By Patrick Robinson
The arrival of the smartphone, followed shortly by blog comment sections, forums, and social media transformed the nature of public discourse and thus impacted politics and even it can be argued the way public policy is shaped. It democratized information flow by lowering the barrier for publishing to zero. Revolutionary.
Previously you needed an architecture of amplification to get a message out such as a printing press, television or radio station or enough money to buy attention.
The arbiters of information, the government, and print or electronic publishers controlled what the public saw and judged what was important based on a few criteria. Would it affect a lot of people? Was it highly unsusual? Was it full of raw emotion? Did it carry strong visuals? Was it dramatic and compelling? Was it confirmed by multiple sources? Those decisions were made by editorial staff that followed the basics of journalistic ethics. The five W’s (who, what, where, when and sometimes why) and whether the story still had currency.

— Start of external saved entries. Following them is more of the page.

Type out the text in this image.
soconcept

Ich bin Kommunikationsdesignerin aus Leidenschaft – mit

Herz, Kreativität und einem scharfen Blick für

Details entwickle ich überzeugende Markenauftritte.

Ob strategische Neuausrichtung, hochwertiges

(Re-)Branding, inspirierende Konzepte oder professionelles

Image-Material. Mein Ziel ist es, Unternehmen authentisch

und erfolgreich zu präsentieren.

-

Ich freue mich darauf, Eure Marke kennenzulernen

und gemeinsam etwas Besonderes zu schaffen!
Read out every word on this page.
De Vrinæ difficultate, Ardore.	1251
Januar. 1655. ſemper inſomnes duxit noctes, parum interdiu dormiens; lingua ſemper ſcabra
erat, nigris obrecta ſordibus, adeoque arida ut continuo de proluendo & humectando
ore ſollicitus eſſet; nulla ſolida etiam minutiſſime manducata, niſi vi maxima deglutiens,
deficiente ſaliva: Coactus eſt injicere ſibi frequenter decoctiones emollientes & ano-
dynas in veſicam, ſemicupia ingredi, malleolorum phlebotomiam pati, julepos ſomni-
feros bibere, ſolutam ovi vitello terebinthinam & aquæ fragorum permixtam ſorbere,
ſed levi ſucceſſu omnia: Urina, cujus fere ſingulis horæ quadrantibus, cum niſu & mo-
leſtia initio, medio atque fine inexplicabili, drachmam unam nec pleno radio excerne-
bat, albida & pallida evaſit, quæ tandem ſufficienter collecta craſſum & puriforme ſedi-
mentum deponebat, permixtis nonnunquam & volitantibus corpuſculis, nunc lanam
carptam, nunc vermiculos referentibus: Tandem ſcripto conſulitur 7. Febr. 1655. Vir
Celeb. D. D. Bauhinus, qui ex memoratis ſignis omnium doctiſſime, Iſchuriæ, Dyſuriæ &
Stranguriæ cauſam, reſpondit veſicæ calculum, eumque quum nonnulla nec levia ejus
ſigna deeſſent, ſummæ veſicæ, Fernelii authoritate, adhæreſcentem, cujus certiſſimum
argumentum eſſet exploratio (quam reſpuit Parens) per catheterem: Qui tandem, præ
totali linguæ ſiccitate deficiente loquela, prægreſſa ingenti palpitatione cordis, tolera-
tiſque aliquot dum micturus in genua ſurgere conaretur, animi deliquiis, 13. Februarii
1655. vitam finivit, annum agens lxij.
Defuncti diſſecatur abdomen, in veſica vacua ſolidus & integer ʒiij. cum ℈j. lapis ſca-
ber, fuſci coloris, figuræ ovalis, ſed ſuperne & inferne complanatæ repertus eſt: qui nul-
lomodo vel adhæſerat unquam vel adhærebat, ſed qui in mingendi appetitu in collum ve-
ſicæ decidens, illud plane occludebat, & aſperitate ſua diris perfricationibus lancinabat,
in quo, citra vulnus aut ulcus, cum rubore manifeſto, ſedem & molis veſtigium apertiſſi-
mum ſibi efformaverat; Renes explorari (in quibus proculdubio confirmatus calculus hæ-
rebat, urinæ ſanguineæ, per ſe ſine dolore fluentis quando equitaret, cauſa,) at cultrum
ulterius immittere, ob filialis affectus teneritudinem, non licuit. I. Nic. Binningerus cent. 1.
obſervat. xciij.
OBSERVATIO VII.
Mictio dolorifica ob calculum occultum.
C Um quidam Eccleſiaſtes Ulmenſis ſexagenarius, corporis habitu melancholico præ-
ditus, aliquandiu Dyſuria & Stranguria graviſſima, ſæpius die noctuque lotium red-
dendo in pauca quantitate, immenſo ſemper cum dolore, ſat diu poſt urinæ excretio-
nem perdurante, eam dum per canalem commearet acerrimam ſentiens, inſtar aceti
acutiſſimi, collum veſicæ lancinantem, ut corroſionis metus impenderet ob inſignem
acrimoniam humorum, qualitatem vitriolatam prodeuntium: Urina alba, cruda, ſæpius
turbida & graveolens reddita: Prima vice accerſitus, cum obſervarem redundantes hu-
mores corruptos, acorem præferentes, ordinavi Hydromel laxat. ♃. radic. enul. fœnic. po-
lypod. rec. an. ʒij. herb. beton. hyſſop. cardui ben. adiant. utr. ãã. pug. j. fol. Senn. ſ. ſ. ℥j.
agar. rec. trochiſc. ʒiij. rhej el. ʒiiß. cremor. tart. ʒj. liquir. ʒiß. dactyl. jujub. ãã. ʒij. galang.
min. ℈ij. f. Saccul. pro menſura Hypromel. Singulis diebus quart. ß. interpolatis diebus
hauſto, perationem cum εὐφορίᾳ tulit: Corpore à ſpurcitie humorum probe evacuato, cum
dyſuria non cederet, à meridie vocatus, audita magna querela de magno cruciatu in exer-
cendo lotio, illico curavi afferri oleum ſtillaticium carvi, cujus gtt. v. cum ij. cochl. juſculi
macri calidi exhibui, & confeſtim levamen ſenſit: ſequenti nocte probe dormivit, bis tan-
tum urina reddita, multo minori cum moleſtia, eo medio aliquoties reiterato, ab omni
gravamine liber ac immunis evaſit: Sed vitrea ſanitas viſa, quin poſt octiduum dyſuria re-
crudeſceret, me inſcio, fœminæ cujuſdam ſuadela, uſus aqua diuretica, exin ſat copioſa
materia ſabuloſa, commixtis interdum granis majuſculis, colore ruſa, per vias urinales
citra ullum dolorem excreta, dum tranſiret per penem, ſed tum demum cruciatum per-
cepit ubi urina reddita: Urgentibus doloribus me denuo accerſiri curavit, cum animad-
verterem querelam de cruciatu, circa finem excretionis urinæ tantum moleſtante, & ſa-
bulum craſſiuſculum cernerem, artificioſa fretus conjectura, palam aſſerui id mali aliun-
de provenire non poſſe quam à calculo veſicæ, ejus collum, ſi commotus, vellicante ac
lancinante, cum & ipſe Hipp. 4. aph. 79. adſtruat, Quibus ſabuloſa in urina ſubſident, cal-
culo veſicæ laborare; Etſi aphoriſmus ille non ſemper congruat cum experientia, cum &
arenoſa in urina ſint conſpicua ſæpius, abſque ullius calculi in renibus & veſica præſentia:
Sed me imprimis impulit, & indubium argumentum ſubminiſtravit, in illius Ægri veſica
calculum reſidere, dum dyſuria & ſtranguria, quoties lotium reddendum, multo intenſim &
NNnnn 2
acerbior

When the revolution came it meant that the idea of editorial judgement was left up to the consumer. internet filters meant you actually might miss something significant because your selected interests put you in an information silo. It also hugely enlarged the tendency of people to give into confirmation bias and cast information they didn’t like as untrustworthy.
These factors, along with the end of the Fairness Doctrine in the 1980’s, followed by the rise of AM Talk Radio and other conservative media, led to a deepening of divisions in the United States. It’s not as you have been told, that media is inherently liberal. Though bias does tend to a byproduct of a college education in writing followed by exposure to the real world in which people are often treated unfairly. That’s news after all since it’s dramatic.
Now that everyone’s voice in comment sections, on Facebook posts, and emails has the same weight as a news outlet, and that we tend to believe what we already believe we’ve created an information pool that can only lead to further division and an escalation of mistrust.
Derisive language and insulting name calling has never won an argument but we lack the sources now people will trust enough, to make a case based on facts. The water is so muddied we have little clarity on a way forward. People fall back on their religion, or family for some sort of foundational truth.
The American experiment has always been about compromise. But the nature of compromise means seeing, hearing and understanding an opposing point of view. That’s all predicated on being willing to stay silent long enough to take in the information. Maybe that’s a level of maturity. Maybe it means being able to see our own misconceptions and admit we were wrong. Maybe it means leaving our information and belief silos to look for the common good.